I do windows … but I don’t do icebreakers, parking lots, and “touchy-feely”!
This blog is mostly a light-hearted look at a few aspects of facilitation that I don’t do. I fully support other facilitators’ right and choice to use them. Facilitation is very much an individual approach and style. What works for me may not work for others and vice versa. Although written in a light-hearted vein and for fun, I hold strong values about these “don’ts”.
What’s on my “don’t” list? Icebreakers to start! These are activities generally conducted at the beginning of a facilitated session to help participants to get to know one another, to energize them, to prepare for the topics of the session, and to create a positive group atmosphere. Yes … at the beginning of a session, I invite participants to introduce themselves and to take part in a conversation or an activity that helps them “become fully present” and engaged in the session topic, to start to set a climate of support, inclusion and commitment, and to have fun. I just don’t call them icebreakers! I don’t like the image of participants needing to break ice between them. I use terms such as introductory activities, opening conversation, and checking-in activities.
I don’t use a parking lot. This is a term I hear used by many individuals when we are planning a facilitated session. The idea of a parking lot is that any topic not on the agenda is placed in the parking lot; typically, a flipchart page taped to a wall. The topic is “parked”, hopefully, for future consideration. Unfortunately, my experience is that the parking lot is never re-visited, and the flipchart page is recycled or thrown away at the end of the session. Therefore, I encourage participants to “drive” the newly introduced topic rather than “park” it. By drive, I mean that the group intentionally and immediately decides what will be done with the topic; i.e. decide whether it is important enough to include on the agenda or to discuss immediately or that it is not relevant and will not be discussed or deliberately assign the topic as a responsibility to one or two individuals for follow-up. I believe that the topics typically placed on a parking lot need a decision and possibly, an action.
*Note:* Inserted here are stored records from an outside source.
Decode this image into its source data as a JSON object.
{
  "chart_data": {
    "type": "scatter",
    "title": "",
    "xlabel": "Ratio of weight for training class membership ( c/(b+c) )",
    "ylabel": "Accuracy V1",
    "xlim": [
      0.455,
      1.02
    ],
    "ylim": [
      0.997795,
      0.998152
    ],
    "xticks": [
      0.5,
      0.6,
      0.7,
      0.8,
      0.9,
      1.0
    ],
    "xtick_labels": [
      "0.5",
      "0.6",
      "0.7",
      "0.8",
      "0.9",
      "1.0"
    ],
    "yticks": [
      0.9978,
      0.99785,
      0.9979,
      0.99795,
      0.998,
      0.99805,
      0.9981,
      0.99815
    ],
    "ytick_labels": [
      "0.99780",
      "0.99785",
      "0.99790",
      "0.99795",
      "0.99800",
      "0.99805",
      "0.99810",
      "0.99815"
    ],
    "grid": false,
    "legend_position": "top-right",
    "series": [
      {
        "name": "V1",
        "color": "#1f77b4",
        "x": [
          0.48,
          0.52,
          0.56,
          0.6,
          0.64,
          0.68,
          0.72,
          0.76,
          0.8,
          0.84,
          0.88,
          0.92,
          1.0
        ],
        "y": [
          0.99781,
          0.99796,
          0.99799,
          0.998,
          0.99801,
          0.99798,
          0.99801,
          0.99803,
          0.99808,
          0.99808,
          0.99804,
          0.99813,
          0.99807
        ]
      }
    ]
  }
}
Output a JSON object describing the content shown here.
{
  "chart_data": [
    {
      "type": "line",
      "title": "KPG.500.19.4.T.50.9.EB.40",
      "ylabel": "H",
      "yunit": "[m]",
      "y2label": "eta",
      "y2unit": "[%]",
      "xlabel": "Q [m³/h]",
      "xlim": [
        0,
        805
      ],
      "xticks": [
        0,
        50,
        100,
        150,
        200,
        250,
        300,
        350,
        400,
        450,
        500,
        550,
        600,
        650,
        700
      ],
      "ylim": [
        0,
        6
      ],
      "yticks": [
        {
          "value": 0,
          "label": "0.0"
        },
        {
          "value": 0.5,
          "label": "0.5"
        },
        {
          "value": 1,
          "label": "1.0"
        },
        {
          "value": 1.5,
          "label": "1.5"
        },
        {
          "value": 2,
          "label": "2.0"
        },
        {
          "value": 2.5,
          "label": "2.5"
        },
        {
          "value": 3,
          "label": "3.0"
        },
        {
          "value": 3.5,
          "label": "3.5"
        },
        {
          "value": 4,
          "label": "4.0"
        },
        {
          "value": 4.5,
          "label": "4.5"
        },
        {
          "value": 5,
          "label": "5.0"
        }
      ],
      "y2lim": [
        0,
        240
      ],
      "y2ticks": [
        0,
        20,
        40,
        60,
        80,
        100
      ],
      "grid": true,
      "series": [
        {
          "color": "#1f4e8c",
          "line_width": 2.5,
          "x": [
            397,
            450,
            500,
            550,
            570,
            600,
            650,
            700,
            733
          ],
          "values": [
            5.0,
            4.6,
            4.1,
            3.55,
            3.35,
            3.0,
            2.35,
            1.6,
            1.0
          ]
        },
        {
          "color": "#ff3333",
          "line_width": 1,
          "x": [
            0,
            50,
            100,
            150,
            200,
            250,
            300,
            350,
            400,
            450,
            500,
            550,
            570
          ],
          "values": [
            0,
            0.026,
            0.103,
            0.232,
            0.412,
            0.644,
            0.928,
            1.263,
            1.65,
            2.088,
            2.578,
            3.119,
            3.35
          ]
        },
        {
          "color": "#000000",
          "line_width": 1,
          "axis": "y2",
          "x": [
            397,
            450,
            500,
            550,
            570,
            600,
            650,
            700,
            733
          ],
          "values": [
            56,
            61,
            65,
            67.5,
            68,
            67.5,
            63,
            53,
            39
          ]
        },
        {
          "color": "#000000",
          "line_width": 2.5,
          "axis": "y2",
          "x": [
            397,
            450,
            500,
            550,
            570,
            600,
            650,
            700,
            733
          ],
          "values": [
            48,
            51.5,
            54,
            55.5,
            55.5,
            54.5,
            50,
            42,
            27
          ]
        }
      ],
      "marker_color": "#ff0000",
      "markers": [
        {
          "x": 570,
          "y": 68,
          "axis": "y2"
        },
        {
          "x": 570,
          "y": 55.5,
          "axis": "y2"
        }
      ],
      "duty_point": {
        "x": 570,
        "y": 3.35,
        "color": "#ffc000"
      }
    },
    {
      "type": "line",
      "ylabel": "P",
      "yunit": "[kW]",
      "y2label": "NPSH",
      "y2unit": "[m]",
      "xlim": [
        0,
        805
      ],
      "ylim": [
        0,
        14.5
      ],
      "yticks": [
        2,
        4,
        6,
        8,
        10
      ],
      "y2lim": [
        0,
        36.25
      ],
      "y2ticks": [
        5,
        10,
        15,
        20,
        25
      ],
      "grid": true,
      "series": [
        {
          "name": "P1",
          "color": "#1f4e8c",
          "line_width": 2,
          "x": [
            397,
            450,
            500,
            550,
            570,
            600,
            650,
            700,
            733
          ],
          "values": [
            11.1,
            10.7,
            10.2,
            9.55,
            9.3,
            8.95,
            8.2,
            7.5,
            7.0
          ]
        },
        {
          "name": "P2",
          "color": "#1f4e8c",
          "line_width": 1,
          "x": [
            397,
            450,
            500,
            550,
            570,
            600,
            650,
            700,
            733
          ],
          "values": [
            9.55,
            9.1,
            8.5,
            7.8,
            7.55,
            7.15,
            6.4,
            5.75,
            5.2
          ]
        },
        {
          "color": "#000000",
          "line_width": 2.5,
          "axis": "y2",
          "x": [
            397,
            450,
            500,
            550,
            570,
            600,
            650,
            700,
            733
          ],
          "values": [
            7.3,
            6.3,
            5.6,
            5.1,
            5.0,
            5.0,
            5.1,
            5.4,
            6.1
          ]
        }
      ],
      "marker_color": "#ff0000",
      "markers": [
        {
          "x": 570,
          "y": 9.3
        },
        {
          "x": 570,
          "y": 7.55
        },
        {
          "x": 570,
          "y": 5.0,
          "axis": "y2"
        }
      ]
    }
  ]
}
I don’t do touchy-feely activities, or as clients have said to me, “those games where we all play and touch each other and get emotional”. When I ask clients what they mean by touchy-feely games, I find that they worry about physical touching such as holding hands and baring their souls through deeply personal conversations. I share with clients my values about everyone having a voice, being heard and listening; encouraging honesty, openness and authenticity; using various discussion methods to meet the needs of different learning styles; and the importance and joy of having fun. I use discussion and decision-making activities that meet these values without invading personal spaces (physical and emotional) of participants. I often use physical activities and quick games because I believe that people like being playful and having fun at appropriate times in a session. For example, a game of Rock Paper Scissors will quickly get people laughing and relaxing without having them in too much physical contact. A high five is often preferable to holding hands. And I have used a conga line and a bum pat – believe me, these were appropriate! I use conversation methods that allow participants to share what they feel is important to share, to the extent that they are comfortable. Participants sitting in pairs and talking about each other’s role in a community shares personal information and creates a relationship without being too emotionally invasive.
When I plan and facilitate activities, I say out loud the intent and purpose of each activity. If it makes sense to the participants and me, it is normally a good match to help the group reach the desired outcome.
My facilitation blog question is: What are your facilitation do’s and don’ts?